In diesem Widerstreit des strahlenden [roten] Ritters der Wahrheit mit dem schwarzen Ungeheuer der Macht beruht das ganze Leben, seine Schönheit und seine Qual, seine Poesie und seine Tragödie.

Es gibt aber noch einen dritten Akteur - der 'Graue'.
Zwischen dem Schwarzen und dem Roten schlängelt sich geschäftig und scheu die eigentümliche Gestalt des kleinen Grauen hin und her. [...] Er ist jeder Richtung dienstbar, die ihn satt zu machen und in Ruhe zu lassen verspricht. [...] Seine Seele ist der Thron einer glitschigen Kröte, deren Name Gemeinheit ist, sein Herz der Wohnsitz ängstlicher Vorsicht. Er will viel genießen und fürchtet Beunruhigung - das macht ihn zwiespältig und unaufrichtig.

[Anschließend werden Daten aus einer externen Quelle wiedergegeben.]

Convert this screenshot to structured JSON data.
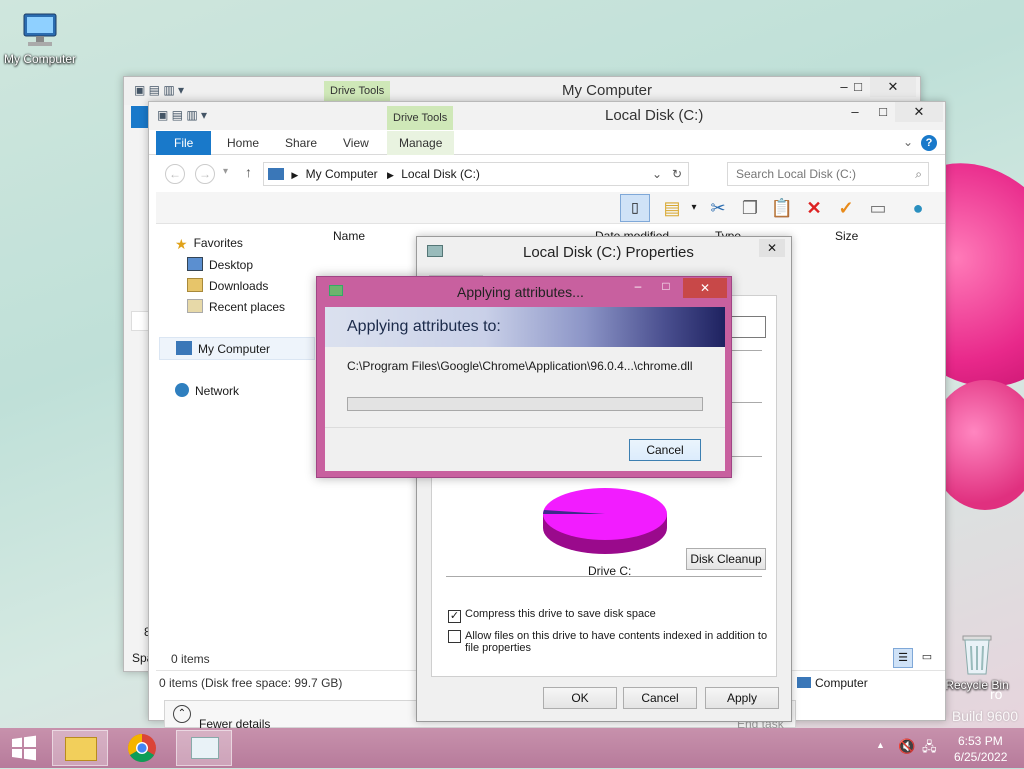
{
  "desktop": {
    "icons": [
      {
        "label": "My Computer"
      },
      {
        "label": "Recycle Bin"
      }
    ],
    "watermark": "Build 9600",
    "watermark_partial": "ro"
  },
  "back_window": {
    "title": "My Computer",
    "context_tab": "Drive Tools"
  },
  "main_window": {
    "title": "Local Disk (C:)",
    "context_tab": "Drive Tools",
    "tabs": [
      "File",
      "Home",
      "Share",
      "View",
      "Manage"
    ],
    "address": {
      "crumbs": [
        "My Computer",
        "Local Disk (C:)"
      ]
    },
    "search": {
      "placeholder": "Search Local Disk (C:)"
    },
    "columns": [
      "Name",
      "Date modified",
      "Type",
      "Size"
    ],
    "nav": {
      "favorites": "Favorites",
      "desktop": "Desktop",
      "downloads": "Downloads",
      "recent": "Recent places",
      "computer": "My Computer",
      "network": "Network"
    },
    "items_count": "0 items",
    "status_bar": "0 items (Disk free space: 99.7 GB)",
    "status_right": "Computer",
    "left_edge_fragments": [
      "8",
      "Spa"
    ]
  },
  "back_task": {
    "fewer_details": "Fewer details",
    "end_task": "End task"
  },
  "properties": {
    "title": "Local Disk (C:) Properties",
    "drive_label": "Drive C:",
    "disk_cleanup": "Disk Cleanup",
    "compress": {
      "label": "Compress this drive to save disk space",
      "checked": true
    },
    "index": {
      "label": "Allow files on this drive to have contents indexed in addition to file properties",
      "checked": false
    },
    "ok": "OK",
    "cancel": "Cancel",
    "apply": "Apply"
  },
  "applying": {
    "title": "Applying attributes...",
    "header": "Applying attributes to:",
    "path": "C:\\Program Files\\Google\\Chrome\\Application\\96.0.4...\\chrome.dll",
    "progress": 0,
    "cancel": "Cancel"
  },
  "taskbar": {
    "time": "6:53 PM",
    "date": "6/25/2022"
  },
  "colors": {
    "accent": "#1979ca",
    "dialog_frame": "#c8609f",
    "taskbar": "#be84a3",
    "pie_used": "#e0049c",
    "pie_free": "#f21cff"
  }
}
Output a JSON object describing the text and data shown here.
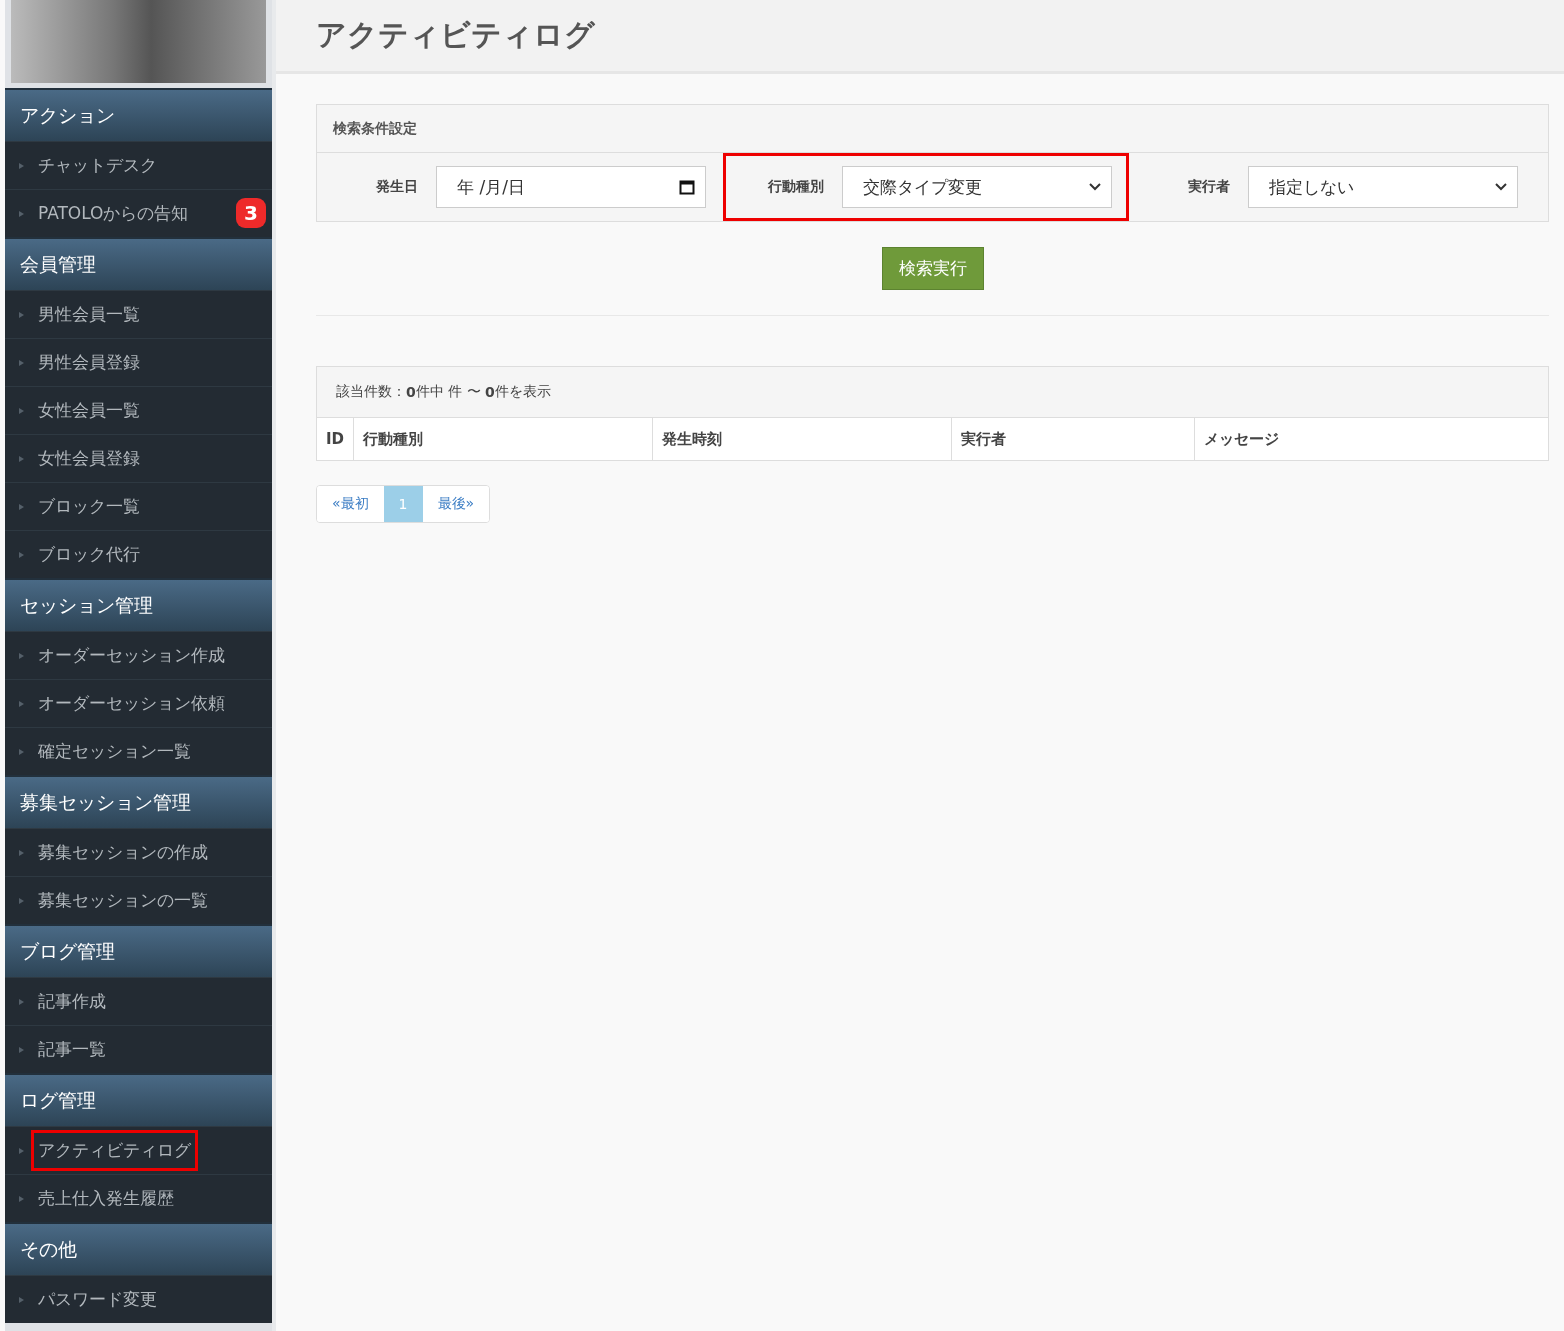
{
  "sidebar": {
    "sections": [
      {
        "title": "アクション",
        "items": [
          {
            "label": "チャットデスク",
            "selected": false,
            "highlighted": false
          },
          {
            "label": "PATOLOからの告知",
            "selected": false,
            "highlighted": false,
            "badge": "3"
          }
        ]
      },
      {
        "title": "会員管理",
        "items": [
          {
            "label": "男性会員一覧",
            "selected": false,
            "highlighted": false
          },
          {
            "label": "男性会員登録",
            "selected": false,
            "highlighted": false
          },
          {
            "label": "女性会員一覧",
            "selected": false,
            "highlighted": false
          },
          {
            "label": "女性会員登録",
            "selected": false,
            "highlighted": false
          },
          {
            "label": "ブロック一覧",
            "selected": false,
            "highlighted": false
          },
          {
            "label": "ブロック代行",
            "selected": false,
            "highlighted": false
          }
        ]
      },
      {
        "title": "セッション管理",
        "items": [
          {
            "label": "オーダーセッション作成",
            "selected": false,
            "highlighted": false
          },
          {
            "label": "オーダーセッション依頼",
            "selected": false,
            "highlighted": false
          },
          {
            "label": "確定セッション一覧",
            "selected": false,
            "highlighted": false
          }
        ]
      },
      {
        "title": "募集セッション管理",
        "items": [
          {
            "label": "募集セッションの作成",
            "selected": false,
            "highlighted": false
          },
          {
            "label": "募集セッションの一覧",
            "selected": false,
            "highlighted": false
          }
        ]
      },
      {
        "title": "ブログ管理",
        "items": [
          {
            "label": "記事作成",
            "selected": false,
            "highlighted": false
          },
          {
            "label": "記事一覧",
            "selected": false,
            "highlighted": false
          }
        ]
      },
      {
        "title": "ログ管理",
        "items": [
          {
            "label": "アクティビティログ",
            "selected": false,
            "highlighted": true
          },
          {
            "label": "売上仕入発生履歴",
            "selected": false,
            "highlighted": false
          }
        ]
      },
      {
        "title": "その他",
        "items": [
          {
            "label": "パスワード変更",
            "selected": false,
            "highlighted": false
          }
        ]
      }
    ]
  },
  "page_title": "アクティビティログ",
  "search": {
    "title": "検索条件設定",
    "filters": [
      {
        "kind": "date",
        "label": "発生日",
        "value": "年 /月/日",
        "highlighted": false
      },
      {
        "kind": "select",
        "label": "行動種別",
        "value": "交際タイプ変更",
        "highlighted": true
      },
      {
        "kind": "select",
        "label": "実行者",
        "value": "指定しない",
        "highlighted": false
      }
    ],
    "button": "検索実行"
  },
  "results": {
    "summary": "該当件数：**0**件中 件 〜 **0**件を表示",
    "columns": [
      "ID",
      "行動種別",
      "発生時刻",
      "実行者",
      "メッセージ"
    ]
  },
  "pagination": [
    {
      "label": "«最初",
      "selected": false
    },
    {
      "label": "1",
      "selected": true
    },
    {
      "label": "最後»",
      "selected": false
    }
  ]
}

Zahlreiche eigene Erfahrungen springen mich an. Die allermeisten Menschen, die mir über den Weg liefen (oder denen ich über den Weg lief), waren 'Graue'. Unangenehme Menschen. Ich sah (sehe) sie gerne nur von hinten. Aber es waren (sind) so viele, dass es unmöglich war (ist), sie nur von hinten zu sehen. Graue waren (sind) eine Landplage.
Der Graue schiebt den Tod des Abgelebten hinaus und stellt sich dem Wachsen des Jungen entgegen, er ist und bleibt der ewige Feind alles dessen, was herrlich und kühn ist.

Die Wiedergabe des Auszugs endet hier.